Note: I'm a data scientist at Common Crawl, the dataset that the Web Data Commons Hyperlink Graph is based upon and the main developer of Flash Graph, Da Zheng, wrote a guest post for us on this very topic[3], so I'm rightfully biased as to thinking this is an amazing project!

[1]: http://www.cs.jhu.edu/~zhengda/sc13.pdf

[2]: https://www.usenix.org/system/files/conference/fast15/fast15...

[3]: http://blog.commoncrawl.org/2015/02/analyzing-a-web-graph-wi...

mrry · on May 20, 2015

An interesting comparison point: a single core on a late-2014 MacBook Pro can achieve runtimes for the same graph that are within a factor of 4 for WCC (461 seconds for FlashGraph versus 1700 seconds for the laptop).

http://www.frankmcsherry.org/graph/scalability/cost/2015/02/... (previously on HN: https://news.ycombinator.com/item?id=9001618)

There are also results for PageRank on that graph, which make the difference more pronounced. FlashGraph runs PageRank in 2041 seconds (I'm assuming for 30 iterations, per Section 4 of the paper), whereas the laptop takes 46000 seconds for 20 iterations.

Smerity · on May 20, 2015

Absolutely spot on - between FlashGraph and Frank McSherry's COST work, the two have really pushed the envelope on efficient large scale graph analysis.

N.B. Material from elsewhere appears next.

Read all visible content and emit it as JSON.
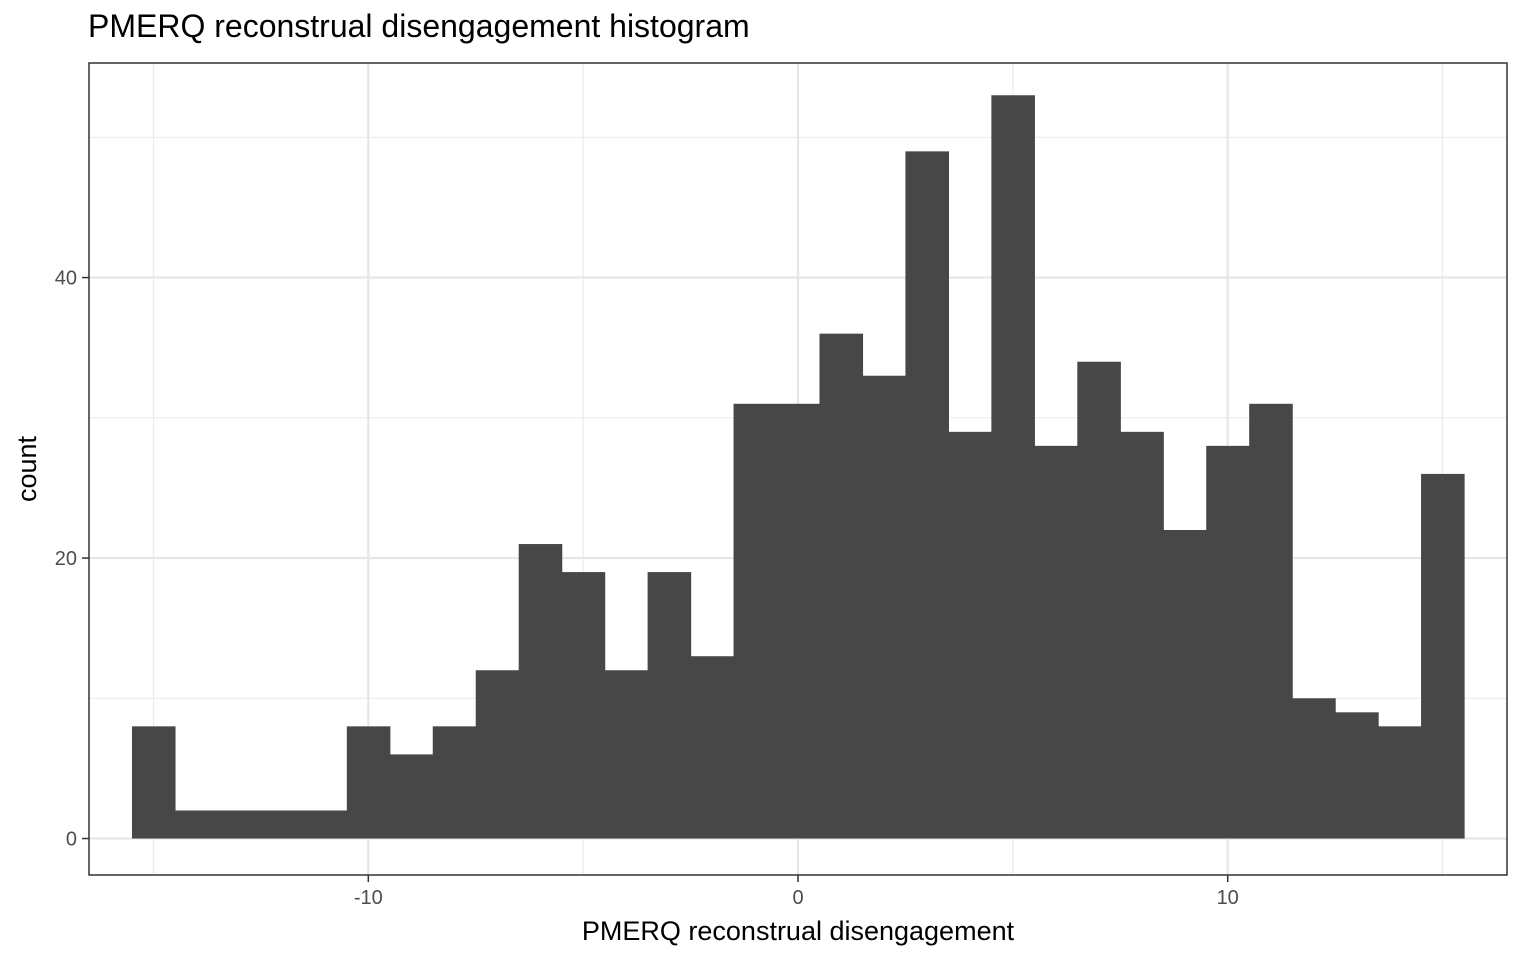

Frank McSherry wrote a "call to arms" for the broader graph community at [1]. The main point of interest is that academia generally compared their work with existing distributed graph processing systems, celebrating when any achievements were made, yet not aware of the significant overheads brought on by the distributed approach. Both Frank's work (run on a single laptop) and FlashGraph (run on a single powerful machine) run far faster than the distributed approach and have very few disadvantages.

Note: I'm a data scientist at Common Crawl and Frank's graph computation discussion article was a guest post at our blog.

[1]: http://blog.commoncrawl.org/2015/04/evaluating-graph-computa...

nojvek · on May 20, 2015

I wish there was a deeper technical explanation on how they made such a difference with a layer of file system. Would this also improve relational db perf?

corysama · on May 20, 2015

Searching for "set-associative file system" brings up their publications

http://www.ncbi.nlm.nih.gov/pubmed/24402052

http://www.ncbi.nlm.nih.gov/pmc/articles/PMC3881961/

https://github.com/icoming/FlashGraph

jheriko · on May 20, 2015

i can't help but wonder if this has been tested vs. just letting the os virtualise memory for you... i'm assuming yes.